Hundreds of JetBlue Flights Disrupted over Weekend, including in Boston, as Operational Troubles Continue for Airline

April 11, 2022

JetBlue canceled or delayed more than 600 flights on Sunday, a quarter of them at Logan International Airport in Boston, as the airline’s operational struggles continued into a second week.

The company faced similar concerns last weekend when dozens of flights through Logan Airport were affected each day. A spokesperson for JetBlue blamed air traffic control issues and severe weather in parts of the country.

After a turbulent last weekend, the airline’s operations stabilized by Tuesday. But the disruptions appeared this weekend to be ongoing.

The 49 JetBlue flights canceled and 107 delayed at Logan Airport Sunday represented more than half the airline’s trips through Boston that day. Nationally, JetBlue saw 151 flights canceled and 484 delayed, according to the flight-tracking website FlightAware.

Another 100 JetBlue flights were affected Monday, the most of any American air carrier. Roughly 30 of the trips passed through Logan Airport.

A number of causes could be to blame, according to the Boston Globe. Brian Sumers, editor-at-large of the travel industry news site Skift, told the paper that weather can have a cascading effect on JetBlue’s fleet.

Many of the airline’s flights pass through Boston, New York and Florida — all hubs of severe weather.

“When JetBlue hits bad weather, it’s like a domino effect,” Sumers told the news outlet. “It can take them a long time to come back from that.”

In a visit to Boston last week, JetBlue CEO Robin Hayes faced pointed questions on his airline’s struggles during a trip meant to tout a new direct flight to London. Weather in Florida had certainly contributed to the disruptions of JetBlue flights in other parts of the country, he told the Globe in an interview.

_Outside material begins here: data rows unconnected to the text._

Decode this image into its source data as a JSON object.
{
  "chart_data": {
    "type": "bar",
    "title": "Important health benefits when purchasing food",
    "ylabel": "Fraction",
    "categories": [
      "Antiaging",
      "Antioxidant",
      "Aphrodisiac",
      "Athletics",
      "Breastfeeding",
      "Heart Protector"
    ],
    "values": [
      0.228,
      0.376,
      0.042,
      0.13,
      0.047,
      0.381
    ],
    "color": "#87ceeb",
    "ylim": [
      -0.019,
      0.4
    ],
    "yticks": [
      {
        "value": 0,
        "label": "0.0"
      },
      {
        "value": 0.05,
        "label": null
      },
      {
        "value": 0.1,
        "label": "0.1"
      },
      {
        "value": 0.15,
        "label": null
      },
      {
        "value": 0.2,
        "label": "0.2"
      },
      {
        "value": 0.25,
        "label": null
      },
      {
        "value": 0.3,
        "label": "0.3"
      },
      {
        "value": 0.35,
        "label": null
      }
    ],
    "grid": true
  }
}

“Nearly 50 percent of our flights touch Florida,” Hayes said Tuesday, according to the Globe. “And once you’ve had that amount of disruption, you have a number of crews and airplanes out of position.”

In internal emails on Saturday, JetBlue executives told employees that they were reducing summer flights to alleviate disruptions, CNBC reported. The company had already cut 8 to 10% of its May flights and expected to similarly scale back its operations for the rest of the summer, JetBlue COO and president Joanna Geraghty told staff, according to CNBC.

JetBlue is also in the process of hiring more than 700 people ahead of an expected busy summer travel spike, CNBC reported on March 25. In her email, Geraghty reportedly said the company had hired 2,500 people already this year and was still short-staffed.